Wednesday, July 7, 2010

Banning "Should"

"What if ____" and "How might ___" are magical questions that open more doors and broaden more visions than any other two-word combinations in the world!

On the other hand "Should I _____" is one of the most damaging two-word questions on earth. The reason why "Should I ____" gets me in trouble is because it implies a "yes" or "no" answer. Black or white. Right or wrong. Judgements! Questions rarely have an absolute answer. Life just isn't like that. There are always grey areas and most of time an agreeable or practical answer is somewhere between "yes" and "no." So I change the question.

I've finally learned this lesson when it comes to my art. These days I rarely ask my self questions like:
  • What should I do next?
  • How should I finish this?
  • Should I put this here?
Instead I have learned to phrase the questions differently, eliminating the word should and substituting the words might or what if. The rephrased questions look like this:
  • What might I do next?
  • How might I finish this?
  • What if I put this here?
Ever since I starting to practice might and what if with my art, rather than struggling with should, I've blossomed as an artist. I've developed a more playful and free style. I've become more comfortable and much less critical of both me and my work.

Now, what if I apply this practice to my recovery?!!! Eureka! Earlier today, I recall hearing a voice in my head asking questions like this:
  • Who should I ask to be my OA sponsor?
  • Should I add ice cream to my list of abstinence foods?
  • How should I interpret my meal plan about no snacks?
  • Should I make it OK to nibble and taste while I'm cooking?
What if I apply the principles that work so well for me with my art to my recovery? What if I change the wording of these questions to this:
  • Who might I ask to be my OA sponsor?
  • What if I add ice cream to my list of abstinence foods for a while?
  • How might I interpret my meal plan about no snacks?
  • What if I make it OK to nibble and taste while I'm cooking?
Now the questions seem much easier to answer. I am not in so much fear of making a mistake. I am not stuck in limbo making no decisions at all because of my fears about making wrong decisions.

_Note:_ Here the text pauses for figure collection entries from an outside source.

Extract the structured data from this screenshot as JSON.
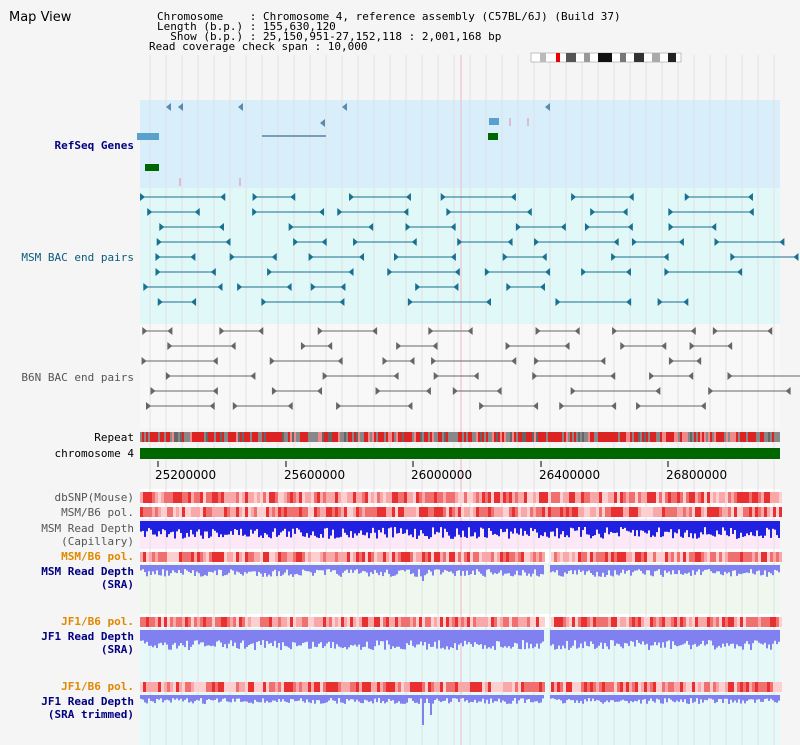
{
  "title": "Map View",
  "info": {
    "chromosome_line": "Chromosome    : Chromosome 4, reference assembly (C57BL/6J) (Build 37)",
    "length_line": "Length (b.p.) : 155,630,120",
    "show_line": "  Show (b.p.) : 25,150,951-27,152,118 : 2,001,168 bp",
    "coverage_line": "Read coverage check span : 10,000"
  },
  "tracks": {
    "refseq": "RefSeq Genes",
    "msm_bac": "MSM BAC end pairs",
    "b6n_bac": "B6N BAC end pairs",
    "repeat": "Repeat",
    "chromosome": "chromosome 4",
    "dbsnp": "dbSNP(Mouse)",
    "msm_b6_pol_1": "MSM/B6 pol.",
    "msm_read_depth_cap_1": "MSM Read Depth",
    "msm_read_depth_cap_2": "(Capillary)",
    "msm_b6_pol_2": "MSM/B6 pol.",
    "msm_read_depth_sra_1": "MSM Read Depth",
    "msm_read_depth_sra_2": "(SRA)",
    "jf1_b6_pol_1": "JF1/B6 pol.",
    "jf1_read_depth_sra_1": "JF1 Read Depth",
    "jf1_read_depth_sra_2": "(SRA)",
    "jf1_b6_pol_2": "JF1/B6 pol.",
    "jf1_read_depth_trim_1": "JF1 Read Depth",
    "jf1_read_depth_trim_2": "(SRA trimmed)"
  },
  "axis": {
    "ticks": [
      "25200000",
      "25600000",
      "26000000",
      "26400000",
      "26800000"
    ]
  },
  "colors": {
    "refseq_bg": "#d8eefa",
    "msm_bac_bg": "#e0f8f8",
    "chrom_green": "#006600",
    "gene_navy": "#002a66",
    "gene_lightblue": "#5aa0cc",
    "gene_green": "#006600",
    "bac_teal": "#1a7090",
    "bac_grey": "#666666",
    "depth_blue": "#2020e0",
    "depth_lav": "#8080f0"
  }
}
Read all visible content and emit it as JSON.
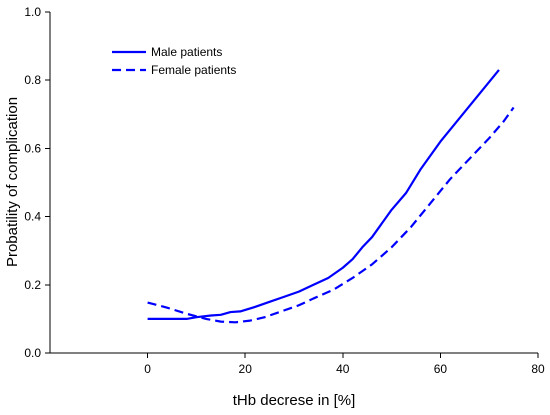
{
  "chart_data": {
    "type": "line",
    "title": "",
    "xlabel": "tHb decrese in [%]",
    "ylabel": "Probatility of complication",
    "xlim": [
      -20,
      80
    ],
    "ylim": [
      0.0,
      1.0
    ],
    "xticks": [
      "0",
      "20",
      "40",
      "60",
      "80"
    ],
    "yticks": [
      "0.0",
      "0.2",
      "0.4",
      "0.6",
      "0.8",
      "1.0"
    ],
    "grid": false,
    "legend_position": "top-left",
    "line_color": "#0000ff",
    "series": [
      {
        "name": "Male patients",
        "style": "solid",
        "points": [
          [
            0,
            0.1
          ],
          [
            4,
            0.1
          ],
          [
            8,
            0.1
          ],
          [
            10,
            0.105
          ],
          [
            13,
            0.11
          ],
          [
            15,
            0.112
          ],
          [
            17,
            0.12
          ],
          [
            19,
            0.122
          ],
          [
            22,
            0.135
          ],
          [
            25,
            0.15
          ],
          [
            28,
            0.165
          ],
          [
            31,
            0.18
          ],
          [
            34,
            0.2
          ],
          [
            37,
            0.22
          ],
          [
            40,
            0.25
          ],
          [
            42,
            0.275
          ],
          [
            44,
            0.31
          ],
          [
            46,
            0.34
          ],
          [
            48,
            0.38
          ],
          [
            50,
            0.42
          ],
          [
            53,
            0.47
          ],
          [
            56,
            0.54
          ],
          [
            60,
            0.62
          ],
          [
            64,
            0.69
          ],
          [
            68,
            0.76
          ],
          [
            72,
            0.83
          ]
        ]
      },
      {
        "name": "Female patients",
        "style": "dashed",
        "points": [
          [
            0,
            0.148
          ],
          [
            4,
            0.133
          ],
          [
            8,
            0.115
          ],
          [
            12,
            0.1
          ],
          [
            15,
            0.092
          ],
          [
            18,
            0.09
          ],
          [
            21,
            0.095
          ],
          [
            24,
            0.105
          ],
          [
            27,
            0.12
          ],
          [
            31,
            0.14
          ],
          [
            34,
            0.16
          ],
          [
            38,
            0.185
          ],
          [
            42,
            0.22
          ],
          [
            46,
            0.26
          ],
          [
            50,
            0.31
          ],
          [
            54,
            0.37
          ],
          [
            58,
            0.44
          ],
          [
            62,
            0.51
          ],
          [
            66,
            0.57
          ],
          [
            70,
            0.63
          ],
          [
            73,
            0.68
          ],
          [
            75,
            0.72
          ]
        ]
      }
    ]
  }
}
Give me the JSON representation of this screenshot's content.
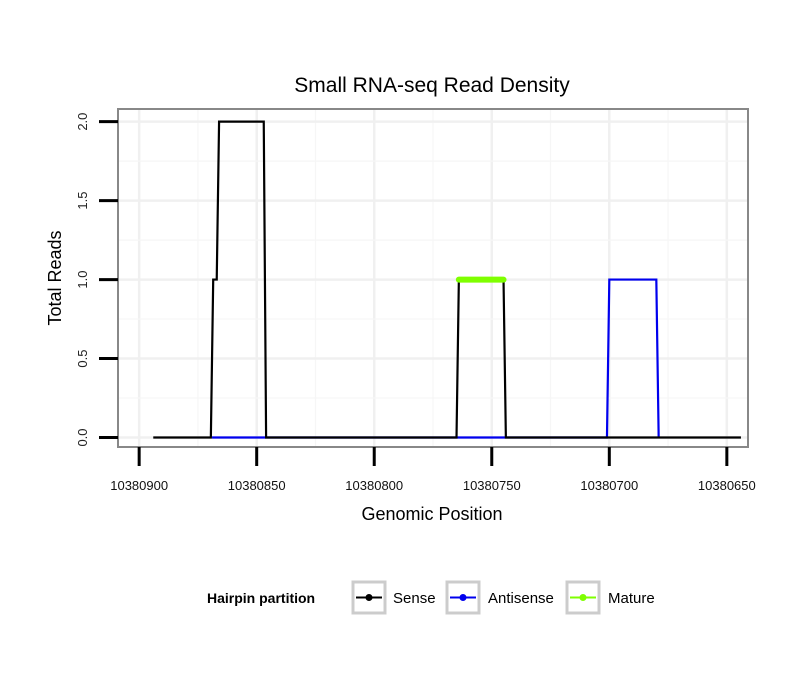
{
  "chart_data": {
    "type": "line",
    "title": "Small RNA-seq Read Density",
    "xlabel": "Genomic Position",
    "ylabel": "Total Reads",
    "x_reversed": true,
    "xlim": [
      10380909,
      10380641
    ],
    "ylim": [
      -0.06,
      2.08
    ],
    "x_ticks": [
      10380900,
      10380850,
      10380800,
      10380750,
      10380700,
      10380650
    ],
    "x_tick_labels": [
      "10380900",
      "10380850",
      "10380800",
      "10380750",
      "10380700",
      "10380650"
    ],
    "y_ticks": [
      0.0,
      0.5,
      1.0,
      1.5,
      2.0
    ],
    "y_tick_labels": [
      "0.0",
      "0.5",
      "1.0",
      "1.5",
      "2.0"
    ],
    "grid": true,
    "legend": {
      "title": "Hairpin partition",
      "position": "bottom",
      "entries": [
        {
          "name": "Sense",
          "color": "#000000"
        },
        {
          "name": "Antisense",
          "color": "#0000ee"
        },
        {
          "name": "Mature",
          "color": "#7fff00"
        }
      ]
    },
    "series": [
      {
        "name": "Sense",
        "color": "#000000",
        "points": [
          [
            10380894,
            0
          ],
          [
            10380869.5,
            0
          ],
          [
            10380868.5,
            1
          ],
          [
            10380867,
            1
          ],
          [
            10380866,
            2
          ],
          [
            10380847,
            2
          ],
          [
            10380846,
            0
          ],
          [
            10380765,
            0
          ],
          [
            10380764,
            1
          ],
          [
            10380745,
            1
          ],
          [
            10380744,
            0
          ],
          [
            10380644,
            0
          ]
        ]
      },
      {
        "name": "Antisense",
        "color": "#0000ee",
        "points": [
          [
            10380869,
            0
          ],
          [
            10380846,
            0
          ],
          [
            10380765,
            0
          ],
          [
            10380744,
            0
          ],
          [
            10380701,
            0
          ],
          [
            10380700,
            1
          ],
          [
            10380680,
            1
          ],
          [
            10380679,
            0
          ]
        ]
      },
      {
        "name": "Mature",
        "color": "#7fff00",
        "points": [
          [
            10380764,
            1
          ],
          [
            10380745,
            1
          ]
        ]
      }
    ]
  }
}
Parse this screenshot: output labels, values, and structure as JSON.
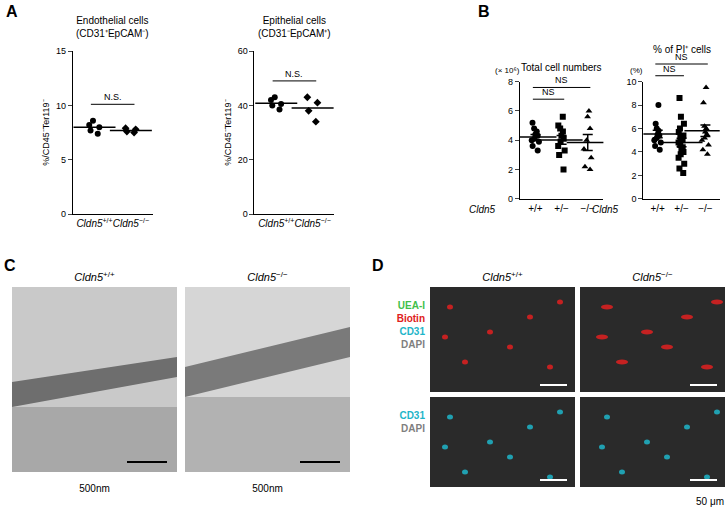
{
  "chart_data": [
    {
      "type": "scatter",
      "panel": "A",
      "title": "Endothelial cells",
      "subtitle": "(CD31⁺EpCAM⁻)",
      "y_label": "%/CD45⁻Ter119⁻",
      "category_prefix": "Cldn5",
      "categories": [
        "+/+",
        "−/−"
      ],
      "groups": [
        {
          "marker": "circle",
          "values": [
            8.0,
            8.6,
            7.4,
            8.2,
            7.7
          ],
          "mean": 8.0
        },
        {
          "marker": "diamond",
          "values": [
            7.6,
            7.8,
            7.5,
            7.9
          ],
          "mean": 7.7
        }
      ],
      "comparisons": [
        {
          "from": "+/+",
          "to": "−/−",
          "label": "N.S."
        }
      ],
      "ylim": [
        0,
        15
      ],
      "yticks": [
        0,
        5,
        10,
        15
      ],
      "grid": false
    },
    {
      "type": "scatter",
      "title": "Epithelial cells",
      "subtitle": "(CD31⁻EpCAM⁺)",
      "y_label": "%/CD45⁻Ter119⁻",
      "category_prefix": "Cldn5",
      "categories": [
        "+/+",
        "−/−"
      ],
      "groups": [
        {
          "marker": "circle",
          "values": [
            40.5,
            42,
            38.5,
            40,
            43
          ],
          "mean": 40.8
        },
        {
          "marker": "diamond",
          "values": [
            43,
            34,
            38,
            41
          ],
          "mean": 39.0
        }
      ],
      "comparisons": [
        {
          "from": "+/+",
          "to": "−/−",
          "label": "N.S."
        }
      ],
      "ylim": [
        0,
        60
      ],
      "yticks": [
        0,
        20,
        40,
        60
      ],
      "grid": false
    },
    {
      "type": "scatter",
      "panel": "B",
      "title": "Total cell numbers",
      "y_unit": "(× 10⁶)",
      "category_axis_label": "Cldn5",
      "categories": [
        "+/+",
        "+/−",
        "−/−"
      ],
      "groups": [
        {
          "marker": "circle",
          "values": [
            5.2,
            4.8,
            4.6,
            4.4,
            4.3,
            4.1,
            3.9,
            3.6,
            3.3,
            4.0
          ],
          "mean": 4.22,
          "sem": 0.18
        },
        {
          "marker": "square",
          "values": [
            5.6,
            5.0,
            4.6,
            4.3,
            4.1,
            3.9,
            3.6,
            3.3,
            3.0,
            2.0,
            4.8
          ],
          "mean": 4.02,
          "sem": 0.3
        },
        {
          "marker": "triangle-up",
          "values": [
            6.0,
            5.6,
            4.8,
            4.0,
            3.4,
            2.8,
            2.2,
            2.0
          ],
          "mean": 3.85,
          "sem": 0.55
        }
      ],
      "comparisons": [
        {
          "from": "+/+",
          "to": "+/−",
          "label": "NS"
        },
        {
          "from": "+/+",
          "to": "−/−",
          "label": "NS"
        }
      ],
      "ylim": [
        0,
        8
      ],
      "yticks": [
        0,
        2,
        4,
        6,
        8
      ],
      "grid": false
    },
    {
      "type": "scatter",
      "title": "% of PI⁺ cells",
      "y_unit": "(%)",
      "category_axis_label": "Cldn5",
      "categories": [
        "+/+",
        "+/−",
        "−/−"
      ],
      "groups": [
        {
          "marker": "circle",
          "values": [
            8.0,
            6.4,
            6.0,
            5.8,
            5.5,
            5.4,
            5.2,
            5.0,
            4.8,
            4.5,
            4.2
          ],
          "mean": 5.53,
          "sem": 0.32
        },
        {
          "marker": "square",
          "values": [
            8.6,
            7.0,
            6.4,
            6.0,
            5.7,
            5.4,
            5.2,
            5.0,
            4.8,
            4.6,
            4.4,
            4.2,
            4.0,
            3.8,
            3.5,
            3.0,
            2.6,
            2.2
          ],
          "mean": 4.8,
          "sem": 0.36
        },
        {
          "marker": "triangle-up",
          "values": [
            9.5,
            8.2,
            6.2,
            6.0,
            5.7,
            5.5,
            5.2,
            5.0,
            4.6,
            4.2,
            3.8
          ],
          "mean": 5.81,
          "sem": 0.5
        }
      ],
      "comparisons": [
        {
          "from": "+/+",
          "to": "+/−",
          "label": "NS"
        },
        {
          "from": "+/+",
          "to": "−/−",
          "label": "NS"
        }
      ],
      "ylim": [
        0,
        10
      ],
      "yticks": [
        0,
        2,
        4,
        6,
        8,
        10
      ],
      "grid": false
    }
  ],
  "micrographs": {
    "C": {
      "label": "C",
      "gene": "Cldn5",
      "columns": [
        "+/+",
        "−/−"
      ],
      "scale_bar_label": "500nm"
    },
    "D": {
      "label": "D",
      "gene": "Cldn5",
      "columns": [
        "+/+",
        "−/−"
      ],
      "rows": [
        [
          {
            "text": "UEA-I",
            "color": "#3fbf4a"
          },
          {
            "text": "Biotin",
            "color": "#e02020"
          },
          {
            "text": "CD31",
            "color": "#1fb5c9"
          },
          {
            "text": "DAPI",
            "color": "#7f7f7f"
          }
        ],
        [
          {
            "text": "CD31",
            "color": "#1fb5c9"
          },
          {
            "text": "DAPI",
            "color": "#7f7f7f"
          }
        ]
      ],
      "scale_bar_label": "50 μm"
    }
  }
}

OK, that's a change I can make! I will be more mindful of my language regarding recovery. Goodbye to"should" and welcome to "what if" and "might!"


  1. I'm a big fan of semantics. "What it" and "might" are good!

  2. Big victory! My favorite question is "How can I ___?"

  3. very positive, hopeful, open minded . Like a wise woman told me (you),any choice you make now can be changed.

  4. I think you're really on to something here! "Should" implies to me a command, as if one supposed to do something, or asking what one is supposed to do here. The implication being that there is, as you said, only one right answer. "What if" is such an excellent way to look at things! Suddenly there are possibilities and ideas I never would have thought of.

  5. I love this. It is so enpowering and so liberating. I can almost feel the weight that is lifted from you. Bravo.

  6. You know I am all about semantics! Actually, I have a couple drafts of posts (not yet published) that play with words. And that new blog I was talking about, it tied in to this. I actually tried to set it up today but the name I wanted was already taken. So back to the drawing board.

    But I digress. Isn't it amazing how that little change can make such a difference?! I wish I was as into word choice when I am away from my keyboard as I am when I sit here thinking.

  7. I just wrote what if and might on a piece of paper & tacked them to my bulletin board. I've been trying to eliminate should from my vocabulary for quite awhile but it isn't easy. I like these two replacements!